What’s the Difference Between Overlap, Shiplap, Loglap and Tongue & Groove cladding for sheds?
When buying or building large timber structures such as Sheds, a question we receive on a daily basis is – What is the difference between overlap, shiplap, loglap and tongue & groove ? These names may mean nothing to you so let us explain exactly what they are. Loglap, shiplap, overlap and tongue & groove are all types of timber cladding profiles that are used to form the outer skin of sheds, summerhouses and other timber structures.
Timber cladding starts life as square cut rough sawn wood as shown in the picture below –
The timber is passed through a machine called a moulder that planes and shapes the sawn wood to the cladding profiles we now know are called loglap, overlap, shiplap and tongue & groove. The planed finish that is left by the moulding machine creates a smooth face that helps with water run off. Planed timber absorbs 50% less water than rough sawn timber making it a much better option for shed cladding applications.
What is overlap cladding ?
Overlap AKA Feather Edge is the cheapest option when it comes to cladding your shed. The boards are thin (typically 6mm – 10mm) and they do not interlock but simply lap over one and other. Due to the thin nature of the boards they are susceptible to cracking, warping and curling up as well as premature rotting due to them being rough sawn. This profile is perfect for anyone building on a budget although we do recommend spending the extra money on a planed cladding if the budget allows.
Overlap / Feather Edge is machined from fast growing home grown timber which is known in the industry for being of lesser quality than denser slower grown timber that is imported from northern Europe.
What is Shiplap Cladding?
Shiplap cladding is the next step up the range after overlap. It is mostly machined from high quality imported timber such as Scandinavian redwood meaning it performs much better in wet climates.

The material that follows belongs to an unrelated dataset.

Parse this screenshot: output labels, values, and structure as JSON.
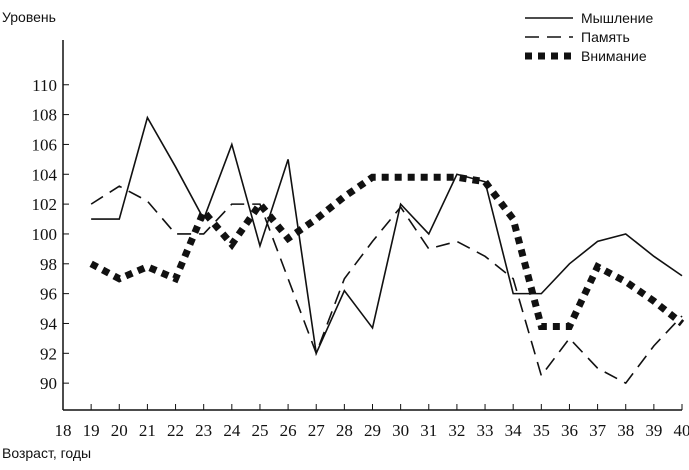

There are two forms of shiplap available in the UK market –
Shiplap will either lap over the last board or interlock with a tongue and groove as seen above. Shiplap comes in a range of thicknesses ranging from 12mm – 20mm thick.
What is loglap cladding ?
Loglap cladding is machined to mimic the appearance of log chalets and is available in standard lap and tongue and groove. It is very similar to tongue and groove but is machined with a curved face as opposed to a flat face.
Loglap is usually available in thicknesses ranginf from 18mm – 45mm and is typically machined from imported redwood making it a good choice for outdoor use.
What is tongue and groove cladding ?
Tongue and grove cladding is usually 18mm thick and is commonly machined from imported Scandinavian redwood, making it ideal for use outdoors. It has a modern look and is very popular for use on houses as well as sheds and summerhouse. Each board interlocks in to the last creating a modern looking rigid structure.